O IAC acompanhou 45 crianças e jovens em contexto de rua em 2024 e, desses casos, 34 tinham fugido de casa ou de uma instituição, sendo que destes, 13 já haviam sido sinalizados, enquanto os restantes 21 são novas sinalizações reportadas por outros organismos. Destes 21 jovens, o IAC conseguiu encontrar 19.

Há ainda registo de 11 situações que dizem respeito a casos de mendicidade, irmãos de jovens que fugiram ou crianças a viver com os pais em rulotes, na rua.

Para Joaquina Madeira “as causas estão a montante”, ficando à vista “consequências que mostram que algo está a faltar ao nível das políticas públicas na habitação, em primeiro lugar, mas também em outros domínios”.

“Estamos sempre a correr atrás do prejuízo. Não antecipamos o problema. O problema da habitação é esse. Nunca tivemos uma política pública de habitação. É a política que estava menos desenvolvida e chegamos aos sintomas. Há que agir de forma urgente num problema que é estrutural”, defendeu.

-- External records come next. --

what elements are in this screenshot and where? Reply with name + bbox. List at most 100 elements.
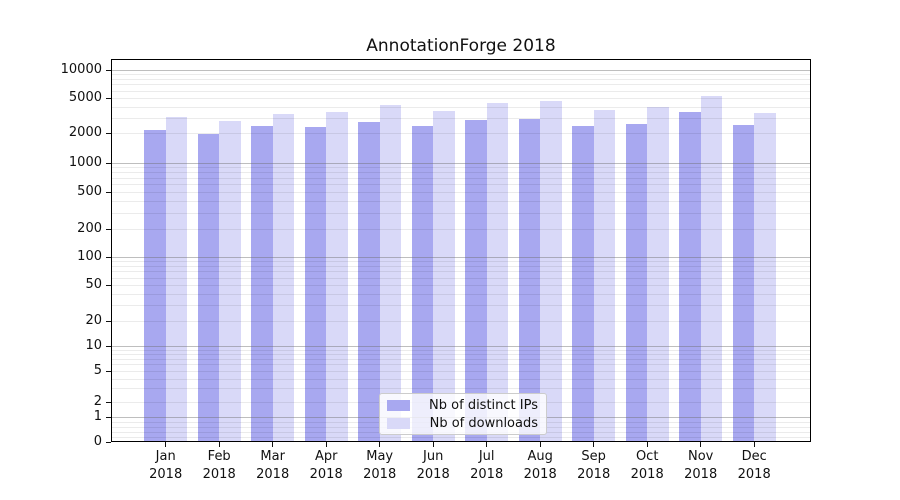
gridline-minor [111, 79, 811, 80]
bar-ips-sep [572, 125, 594, 442]
bar-downloads-apr [326, 112, 348, 442]
gridline-minor [111, 192, 811, 193]
bar-downloads-jul [486, 102, 509, 442]
bar-ips-may [358, 121, 380, 442]
legend-label: Nb of downloads [429, 415, 538, 431]
y-tick-label: 100 [77, 249, 102, 264]
y-tick [106, 370, 111, 372]
y-tick [106, 416, 111, 418]
gridline-minor [111, 293, 811, 295]
gridline-minor [111, 261, 811, 263]
x-tick-label: Nov 2018 [684, 449, 718, 482]
bar-downloads-dec [754, 113, 776, 442]
gridline-major [111, 257, 811, 258]
bar-downloads-jan [165, 117, 188, 442]
gridline-minor [111, 106, 811, 108]
bar-ips-mar [251, 126, 273, 442]
x-tick [593, 442, 595, 447]
x-tick-label: Aug 2018 [523, 449, 557, 482]
x-tick [379, 442, 381, 447]
gridline-minor [111, 358, 811, 360]
x-tick [646, 442, 648, 447]
bar-downloads-feb [219, 121, 241, 442]
bar-ips-dec [732, 125, 755, 442]
y-tick [106, 228, 111, 230]
y-tick-label: 200 [77, 221, 102, 236]
gridline-major [111, 346, 811, 347]
y-tick-label: 5 [93, 363, 102, 378]
x-tick-label: Feb 2018 [202, 449, 236, 482]
bar-ips-apr [304, 127, 327, 442]
gridline-minor [111, 177, 811, 179]
gridline-minor [111, 378, 811, 380]
bar-ips-jun [411, 126, 434, 442]
x-tick-label: Jul 2018 [470, 449, 504, 482]
x-tick [272, 442, 274, 447]
bar-ips-nov [679, 111, 701, 442]
y-tick [106, 97, 111, 99]
y-tick [106, 132, 111, 134]
y-tick [106, 256, 111, 258]
legend-item: Nb of downloads [387, 414, 538, 432]
y-tick-label: 10000 [60, 62, 102, 77]
gridline-minor [111, 84, 811, 86]
x-tick [165, 442, 167, 447]
gridline-minor [111, 212, 811, 214]
gridline-minor [111, 371, 811, 372]
gridline-major [111, 163, 811, 164]
gridline-minor [111, 117, 811, 119]
y-tick-label: 0 [93, 434, 102, 449]
bar-downloads-mar [272, 114, 295, 442]
y-tick-label: 1 [93, 409, 102, 424]
bar-downloads-may [379, 104, 402, 442]
y-tick [106, 345, 111, 347]
bar-downloads-jun [433, 111, 455, 442]
gridline-minor [111, 266, 811, 267]
bar-downloads-nov [700, 96, 723, 442]
y-tick [106, 441, 111, 443]
y-tick-label: 1000 [68, 155, 102, 170]
x-tick [325, 442, 327, 447]
y-tick-label: 500 [77, 184, 102, 199]
y-tick-label: 5000 [68, 90, 102, 105]
gridline-minor [111, 364, 811, 366]
gridline-minor [111, 74, 811, 76]
gridline-minor [111, 229, 811, 230]
gridline-minor [111, 349, 811, 351]
gridline-minor [111, 90, 811, 92]
y-tick-label: 20 [85, 313, 102, 328]
x-tick-label: Sep 2018 [577, 449, 611, 482]
gridline-minor [111, 172, 811, 174]
gridline-minor [111, 437, 811, 438]
gridline-minor [111, 201, 811, 202]
x-tick-label: Jun 2018 [416, 449, 450, 482]
y-tick [106, 191, 111, 193]
y-tick-label: 10 [85, 338, 102, 353]
legend-label: Nb of distinct IPs [429, 397, 538, 413]
gridline-major [111, 70, 811, 71]
y-tick-label: 2000 [68, 125, 102, 140]
x-tick [700, 442, 702, 447]
gridline-minor [111, 305, 811, 307]
gridline-minor [111, 285, 811, 286]
gridline-minor [111, 184, 811, 186]
y-tick-label: 2 [93, 394, 102, 409]
bar-downloads-oct [647, 107, 669, 442]
x-tick [218, 442, 220, 447]
x-tick-label: Apr 2018 [309, 449, 343, 482]
legend: Nb of distinct IPs Nb of downloads [379, 393, 547, 435]
bar-ips-aug [518, 119, 541, 442]
bar-downloads-aug [540, 100, 562, 442]
legend-swatch-downloads [387, 417, 410, 429]
gridline-minor [111, 98, 811, 99]
gridline-minor [111, 388, 811, 390]
x-tick-label: Mar 2018 [256, 449, 290, 482]
x-tick [539, 442, 541, 447]
gridline-minor [111, 271, 811, 273]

Joaquina Madeira alertou que em causa estão “crianças que vão ficar marcadas para a vida” porque, lamentou, “a vivência de uma situação destas de exclusão, a falta de condições de frequentar uma escola com sucesso, por exemplo, tem implicações imensas”.

“Estas crianças têm direito a condições para terem uma vida segura, protegida e cuidada”, concluiu.